(221k) Electrohydrodynamics of Drops in Randomly Fluctuating Electric Fields

When an electric field acts across a drop suspended in a weakly conducting fluid, it generates electric stresses at the fluid-fluid interface. The drop deforms under the applied field, and if the field strength is large enough, it undergoes breakup into smaller drops. A steady fluid flow is generated in both the drop and medium phase fluids, if the drop is weakly conducting, or leaky dielectric. The response of a single drop to both D.C. and A.C. electric fields has been well studied, but in practice, systems consist of many drops of various sizes (e.g. in an electrocoalescer), being acted upon by a macroscopically uniform field. This system of interacting drops can be mimicked by assuming that the effect of the surrounding drops is to create a randomly fluctuating electric field around a test drop.
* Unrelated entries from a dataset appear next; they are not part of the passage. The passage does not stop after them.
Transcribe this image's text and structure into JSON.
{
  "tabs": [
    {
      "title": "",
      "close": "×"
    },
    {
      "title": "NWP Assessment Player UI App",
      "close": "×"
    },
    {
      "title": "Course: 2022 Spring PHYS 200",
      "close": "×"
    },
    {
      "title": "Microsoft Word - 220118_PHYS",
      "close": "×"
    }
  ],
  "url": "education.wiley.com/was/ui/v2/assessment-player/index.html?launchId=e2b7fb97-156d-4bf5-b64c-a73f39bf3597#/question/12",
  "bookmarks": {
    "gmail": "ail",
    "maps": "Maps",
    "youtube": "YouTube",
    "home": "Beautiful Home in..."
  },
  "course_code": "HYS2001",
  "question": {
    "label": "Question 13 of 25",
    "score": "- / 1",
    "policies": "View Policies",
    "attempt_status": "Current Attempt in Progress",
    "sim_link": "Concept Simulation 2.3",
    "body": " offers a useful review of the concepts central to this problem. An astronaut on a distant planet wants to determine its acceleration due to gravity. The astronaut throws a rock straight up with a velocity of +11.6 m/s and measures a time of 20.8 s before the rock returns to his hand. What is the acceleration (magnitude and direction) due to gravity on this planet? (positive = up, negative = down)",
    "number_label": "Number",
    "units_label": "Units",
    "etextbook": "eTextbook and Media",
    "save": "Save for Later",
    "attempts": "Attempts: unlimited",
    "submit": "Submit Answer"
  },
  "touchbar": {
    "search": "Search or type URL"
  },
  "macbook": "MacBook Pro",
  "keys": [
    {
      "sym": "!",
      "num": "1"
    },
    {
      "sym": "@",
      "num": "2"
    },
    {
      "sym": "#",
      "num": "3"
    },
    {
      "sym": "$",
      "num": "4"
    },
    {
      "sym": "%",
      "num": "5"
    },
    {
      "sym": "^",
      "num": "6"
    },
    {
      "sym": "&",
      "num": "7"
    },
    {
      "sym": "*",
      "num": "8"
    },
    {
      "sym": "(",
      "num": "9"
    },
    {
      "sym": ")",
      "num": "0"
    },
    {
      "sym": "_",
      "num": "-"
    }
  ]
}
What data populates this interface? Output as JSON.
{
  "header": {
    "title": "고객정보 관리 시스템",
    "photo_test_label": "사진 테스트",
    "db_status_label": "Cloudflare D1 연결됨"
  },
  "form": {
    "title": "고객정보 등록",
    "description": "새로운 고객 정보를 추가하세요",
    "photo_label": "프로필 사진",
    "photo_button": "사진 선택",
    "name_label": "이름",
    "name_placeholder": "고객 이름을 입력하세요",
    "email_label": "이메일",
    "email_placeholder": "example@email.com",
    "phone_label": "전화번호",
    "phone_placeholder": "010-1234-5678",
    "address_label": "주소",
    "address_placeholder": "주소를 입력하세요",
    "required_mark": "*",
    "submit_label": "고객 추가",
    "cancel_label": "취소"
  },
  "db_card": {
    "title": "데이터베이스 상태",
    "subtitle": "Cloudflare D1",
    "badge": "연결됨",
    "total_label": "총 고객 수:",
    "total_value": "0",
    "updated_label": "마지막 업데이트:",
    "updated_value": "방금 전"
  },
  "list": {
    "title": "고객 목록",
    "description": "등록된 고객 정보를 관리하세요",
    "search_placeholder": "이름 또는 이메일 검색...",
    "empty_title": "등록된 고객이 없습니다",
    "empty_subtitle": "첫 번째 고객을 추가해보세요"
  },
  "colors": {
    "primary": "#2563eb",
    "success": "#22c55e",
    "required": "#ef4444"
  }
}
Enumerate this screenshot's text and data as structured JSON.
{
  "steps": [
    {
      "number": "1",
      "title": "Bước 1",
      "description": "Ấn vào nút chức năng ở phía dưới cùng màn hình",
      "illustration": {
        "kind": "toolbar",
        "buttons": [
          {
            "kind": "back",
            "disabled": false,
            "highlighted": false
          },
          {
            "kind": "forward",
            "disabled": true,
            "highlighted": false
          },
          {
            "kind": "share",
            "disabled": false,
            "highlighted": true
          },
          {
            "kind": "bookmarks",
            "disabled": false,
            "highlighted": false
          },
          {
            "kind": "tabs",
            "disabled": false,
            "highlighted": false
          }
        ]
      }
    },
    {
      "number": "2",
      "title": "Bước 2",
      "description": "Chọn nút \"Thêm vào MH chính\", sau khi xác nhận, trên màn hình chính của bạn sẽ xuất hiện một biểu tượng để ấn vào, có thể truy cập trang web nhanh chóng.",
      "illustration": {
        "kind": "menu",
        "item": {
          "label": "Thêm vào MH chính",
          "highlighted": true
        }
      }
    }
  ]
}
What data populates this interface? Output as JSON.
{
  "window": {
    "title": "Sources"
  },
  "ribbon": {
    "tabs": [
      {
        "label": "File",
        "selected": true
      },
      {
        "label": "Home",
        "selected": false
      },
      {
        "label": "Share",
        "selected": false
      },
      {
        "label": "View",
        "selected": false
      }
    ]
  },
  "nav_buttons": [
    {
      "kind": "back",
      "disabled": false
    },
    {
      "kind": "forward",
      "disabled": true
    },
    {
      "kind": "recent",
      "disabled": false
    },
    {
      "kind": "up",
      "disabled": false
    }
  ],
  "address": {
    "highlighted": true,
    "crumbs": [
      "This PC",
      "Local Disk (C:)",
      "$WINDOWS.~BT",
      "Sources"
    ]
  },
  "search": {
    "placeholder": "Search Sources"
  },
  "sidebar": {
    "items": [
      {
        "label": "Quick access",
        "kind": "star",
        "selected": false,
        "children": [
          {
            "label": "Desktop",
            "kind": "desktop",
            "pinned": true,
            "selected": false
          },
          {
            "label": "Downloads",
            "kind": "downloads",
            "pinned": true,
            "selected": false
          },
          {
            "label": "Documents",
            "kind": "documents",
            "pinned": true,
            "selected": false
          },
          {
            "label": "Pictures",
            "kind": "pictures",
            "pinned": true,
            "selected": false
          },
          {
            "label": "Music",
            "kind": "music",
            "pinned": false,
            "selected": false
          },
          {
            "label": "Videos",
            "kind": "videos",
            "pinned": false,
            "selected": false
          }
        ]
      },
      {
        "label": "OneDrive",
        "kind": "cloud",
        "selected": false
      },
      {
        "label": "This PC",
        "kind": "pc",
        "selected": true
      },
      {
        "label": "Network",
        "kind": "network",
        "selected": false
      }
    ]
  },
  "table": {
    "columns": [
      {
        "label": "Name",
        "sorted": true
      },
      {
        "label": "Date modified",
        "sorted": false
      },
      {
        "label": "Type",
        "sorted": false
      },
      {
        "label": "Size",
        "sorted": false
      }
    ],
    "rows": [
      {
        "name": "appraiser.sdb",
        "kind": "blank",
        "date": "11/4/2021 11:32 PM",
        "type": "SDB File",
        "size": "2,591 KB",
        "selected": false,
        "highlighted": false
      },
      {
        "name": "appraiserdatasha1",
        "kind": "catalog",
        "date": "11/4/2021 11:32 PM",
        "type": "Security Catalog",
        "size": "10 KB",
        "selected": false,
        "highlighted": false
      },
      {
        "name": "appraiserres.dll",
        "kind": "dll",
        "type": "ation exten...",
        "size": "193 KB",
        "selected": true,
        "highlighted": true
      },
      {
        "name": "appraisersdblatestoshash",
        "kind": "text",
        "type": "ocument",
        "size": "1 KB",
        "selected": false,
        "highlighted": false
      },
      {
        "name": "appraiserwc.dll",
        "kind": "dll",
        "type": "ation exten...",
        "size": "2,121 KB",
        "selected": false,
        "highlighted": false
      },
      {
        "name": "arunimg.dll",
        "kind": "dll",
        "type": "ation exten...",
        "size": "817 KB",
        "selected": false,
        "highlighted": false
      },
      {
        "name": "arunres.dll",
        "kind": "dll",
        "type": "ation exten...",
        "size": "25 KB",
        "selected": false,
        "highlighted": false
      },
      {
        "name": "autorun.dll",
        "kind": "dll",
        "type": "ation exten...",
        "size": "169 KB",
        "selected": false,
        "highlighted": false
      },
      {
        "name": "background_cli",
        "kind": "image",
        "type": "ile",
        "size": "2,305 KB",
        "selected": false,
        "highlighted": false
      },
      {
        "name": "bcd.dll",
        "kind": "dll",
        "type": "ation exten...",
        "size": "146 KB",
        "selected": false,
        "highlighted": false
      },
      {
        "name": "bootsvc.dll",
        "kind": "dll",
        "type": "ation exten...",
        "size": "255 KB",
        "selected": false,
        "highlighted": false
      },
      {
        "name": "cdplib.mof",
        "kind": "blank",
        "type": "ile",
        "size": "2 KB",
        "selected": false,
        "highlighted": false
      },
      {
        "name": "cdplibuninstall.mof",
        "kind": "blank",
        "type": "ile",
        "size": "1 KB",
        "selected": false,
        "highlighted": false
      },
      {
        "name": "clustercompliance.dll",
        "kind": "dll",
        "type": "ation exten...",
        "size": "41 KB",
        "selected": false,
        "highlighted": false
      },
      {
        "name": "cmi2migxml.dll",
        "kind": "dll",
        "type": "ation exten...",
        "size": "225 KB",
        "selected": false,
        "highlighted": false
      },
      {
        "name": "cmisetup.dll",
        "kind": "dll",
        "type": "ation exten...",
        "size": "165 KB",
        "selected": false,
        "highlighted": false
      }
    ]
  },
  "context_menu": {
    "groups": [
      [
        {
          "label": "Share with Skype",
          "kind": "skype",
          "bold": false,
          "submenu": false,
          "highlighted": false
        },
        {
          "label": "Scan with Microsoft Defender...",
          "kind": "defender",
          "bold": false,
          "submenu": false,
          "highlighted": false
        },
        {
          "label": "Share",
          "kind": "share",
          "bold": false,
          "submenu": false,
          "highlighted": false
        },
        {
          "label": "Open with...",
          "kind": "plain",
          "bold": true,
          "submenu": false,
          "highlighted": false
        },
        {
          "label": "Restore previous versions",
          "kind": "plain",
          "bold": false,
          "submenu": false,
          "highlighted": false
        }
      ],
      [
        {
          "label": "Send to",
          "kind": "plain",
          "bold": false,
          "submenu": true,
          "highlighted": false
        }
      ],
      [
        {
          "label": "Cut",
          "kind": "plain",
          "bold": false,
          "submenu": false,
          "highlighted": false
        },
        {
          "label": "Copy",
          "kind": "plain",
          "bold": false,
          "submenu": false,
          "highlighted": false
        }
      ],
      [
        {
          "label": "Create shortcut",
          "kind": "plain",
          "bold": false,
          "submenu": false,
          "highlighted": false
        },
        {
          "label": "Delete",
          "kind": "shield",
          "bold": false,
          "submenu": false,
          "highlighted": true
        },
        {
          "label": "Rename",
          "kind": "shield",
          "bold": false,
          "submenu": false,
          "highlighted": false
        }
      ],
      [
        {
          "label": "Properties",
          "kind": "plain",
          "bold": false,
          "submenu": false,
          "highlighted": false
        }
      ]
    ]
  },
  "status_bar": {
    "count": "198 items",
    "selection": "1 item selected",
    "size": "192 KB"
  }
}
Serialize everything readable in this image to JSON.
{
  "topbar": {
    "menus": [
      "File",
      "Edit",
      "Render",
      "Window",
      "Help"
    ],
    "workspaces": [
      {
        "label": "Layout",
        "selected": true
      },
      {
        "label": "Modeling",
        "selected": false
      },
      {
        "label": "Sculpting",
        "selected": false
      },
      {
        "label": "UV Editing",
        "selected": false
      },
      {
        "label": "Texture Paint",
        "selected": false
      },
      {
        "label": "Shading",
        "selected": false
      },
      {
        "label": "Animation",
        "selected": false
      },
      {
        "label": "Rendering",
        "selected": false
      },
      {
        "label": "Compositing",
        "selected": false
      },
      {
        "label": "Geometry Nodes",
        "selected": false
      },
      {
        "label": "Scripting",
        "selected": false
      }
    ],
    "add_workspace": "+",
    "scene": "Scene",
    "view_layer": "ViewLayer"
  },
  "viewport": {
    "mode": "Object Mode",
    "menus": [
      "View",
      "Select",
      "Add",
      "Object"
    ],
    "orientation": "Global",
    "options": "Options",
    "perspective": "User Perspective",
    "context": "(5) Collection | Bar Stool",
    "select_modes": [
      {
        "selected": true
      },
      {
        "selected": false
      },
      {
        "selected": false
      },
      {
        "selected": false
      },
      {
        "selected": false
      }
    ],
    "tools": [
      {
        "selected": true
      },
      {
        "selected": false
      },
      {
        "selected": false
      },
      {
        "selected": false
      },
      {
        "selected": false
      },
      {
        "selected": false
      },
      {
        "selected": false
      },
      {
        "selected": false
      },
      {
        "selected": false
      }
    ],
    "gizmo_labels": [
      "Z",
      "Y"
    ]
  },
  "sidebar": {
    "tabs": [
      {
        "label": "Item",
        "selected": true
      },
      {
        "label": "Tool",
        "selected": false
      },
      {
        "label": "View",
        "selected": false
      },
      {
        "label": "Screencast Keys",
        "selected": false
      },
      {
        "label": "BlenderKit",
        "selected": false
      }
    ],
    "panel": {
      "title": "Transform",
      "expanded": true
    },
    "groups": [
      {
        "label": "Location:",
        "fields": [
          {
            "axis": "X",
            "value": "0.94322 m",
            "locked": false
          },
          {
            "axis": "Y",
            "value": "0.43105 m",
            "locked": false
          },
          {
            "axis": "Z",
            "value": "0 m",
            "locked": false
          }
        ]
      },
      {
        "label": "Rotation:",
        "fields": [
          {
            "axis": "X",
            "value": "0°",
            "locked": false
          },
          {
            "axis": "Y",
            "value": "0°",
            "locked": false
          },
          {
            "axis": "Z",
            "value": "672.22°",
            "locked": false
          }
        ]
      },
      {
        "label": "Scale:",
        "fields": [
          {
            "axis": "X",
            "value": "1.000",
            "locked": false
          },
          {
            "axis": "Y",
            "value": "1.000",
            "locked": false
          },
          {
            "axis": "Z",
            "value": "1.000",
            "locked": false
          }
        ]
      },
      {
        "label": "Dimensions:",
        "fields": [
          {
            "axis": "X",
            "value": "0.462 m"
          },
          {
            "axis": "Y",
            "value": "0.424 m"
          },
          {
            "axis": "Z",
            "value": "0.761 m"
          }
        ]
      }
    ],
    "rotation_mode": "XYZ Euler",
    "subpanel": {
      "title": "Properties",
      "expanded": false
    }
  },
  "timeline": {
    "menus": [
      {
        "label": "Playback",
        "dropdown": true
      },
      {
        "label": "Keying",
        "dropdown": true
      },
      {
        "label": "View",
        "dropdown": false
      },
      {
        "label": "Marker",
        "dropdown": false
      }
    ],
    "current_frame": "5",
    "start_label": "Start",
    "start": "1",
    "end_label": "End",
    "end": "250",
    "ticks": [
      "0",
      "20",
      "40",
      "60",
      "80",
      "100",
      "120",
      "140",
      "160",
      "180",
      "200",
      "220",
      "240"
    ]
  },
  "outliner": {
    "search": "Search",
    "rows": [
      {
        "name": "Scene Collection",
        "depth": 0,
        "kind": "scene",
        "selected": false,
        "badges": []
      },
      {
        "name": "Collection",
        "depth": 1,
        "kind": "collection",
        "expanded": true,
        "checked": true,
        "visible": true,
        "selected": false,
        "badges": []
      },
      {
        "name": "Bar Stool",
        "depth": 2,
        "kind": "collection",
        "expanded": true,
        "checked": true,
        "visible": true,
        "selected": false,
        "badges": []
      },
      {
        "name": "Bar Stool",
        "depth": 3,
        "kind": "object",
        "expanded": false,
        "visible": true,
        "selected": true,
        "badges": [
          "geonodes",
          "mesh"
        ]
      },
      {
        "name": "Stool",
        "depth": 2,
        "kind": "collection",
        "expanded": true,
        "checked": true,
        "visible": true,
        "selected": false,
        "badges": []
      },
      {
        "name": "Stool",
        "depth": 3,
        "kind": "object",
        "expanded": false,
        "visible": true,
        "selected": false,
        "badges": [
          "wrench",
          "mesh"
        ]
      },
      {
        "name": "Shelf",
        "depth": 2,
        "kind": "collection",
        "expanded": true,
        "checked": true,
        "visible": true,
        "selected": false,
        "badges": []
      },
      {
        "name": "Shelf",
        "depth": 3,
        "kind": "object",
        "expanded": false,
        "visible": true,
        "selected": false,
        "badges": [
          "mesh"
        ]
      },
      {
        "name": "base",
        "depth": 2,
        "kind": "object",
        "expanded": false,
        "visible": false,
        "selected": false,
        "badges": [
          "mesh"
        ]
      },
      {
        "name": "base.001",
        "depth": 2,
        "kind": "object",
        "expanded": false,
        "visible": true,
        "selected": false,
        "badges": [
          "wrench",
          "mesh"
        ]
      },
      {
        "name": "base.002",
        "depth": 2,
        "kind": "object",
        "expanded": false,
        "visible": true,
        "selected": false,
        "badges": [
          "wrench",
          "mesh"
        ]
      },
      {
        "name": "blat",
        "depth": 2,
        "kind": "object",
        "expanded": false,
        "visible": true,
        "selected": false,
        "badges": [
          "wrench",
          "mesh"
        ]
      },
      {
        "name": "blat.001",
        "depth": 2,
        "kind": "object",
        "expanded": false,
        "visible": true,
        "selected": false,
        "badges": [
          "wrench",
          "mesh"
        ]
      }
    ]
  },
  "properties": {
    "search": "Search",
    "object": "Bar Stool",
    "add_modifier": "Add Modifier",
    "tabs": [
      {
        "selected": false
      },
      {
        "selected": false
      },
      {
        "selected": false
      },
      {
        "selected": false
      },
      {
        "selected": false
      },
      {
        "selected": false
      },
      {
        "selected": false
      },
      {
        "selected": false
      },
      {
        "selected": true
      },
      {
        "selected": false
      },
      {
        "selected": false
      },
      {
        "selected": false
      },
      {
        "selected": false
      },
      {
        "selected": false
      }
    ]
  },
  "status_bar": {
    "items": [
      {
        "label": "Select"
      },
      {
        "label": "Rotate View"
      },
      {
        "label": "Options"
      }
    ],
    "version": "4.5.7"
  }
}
We describe this fluctuating electric field by a stationary Markovian Gaussian process, characterized by a mean, variance and correlation time. The distribution of drop deformation is quantified as a function of the statistics field signal, for the case where the orientation of the field is fixed. When the mean is less than the critical field strength for breakup, the average drop deformation under random fields is larger than the deformation under a steady field of amplitude equal to the mean of the fluctuating field. The mean deformation is larger when the field is more strongly correlated. We also probe the statistics of drop breakup for different field signals. There is a finite probability of breakup at fields less than the critical D.C. field strength for breakup. Finally, the drop response to random fields is compared to other periodic time varying fields.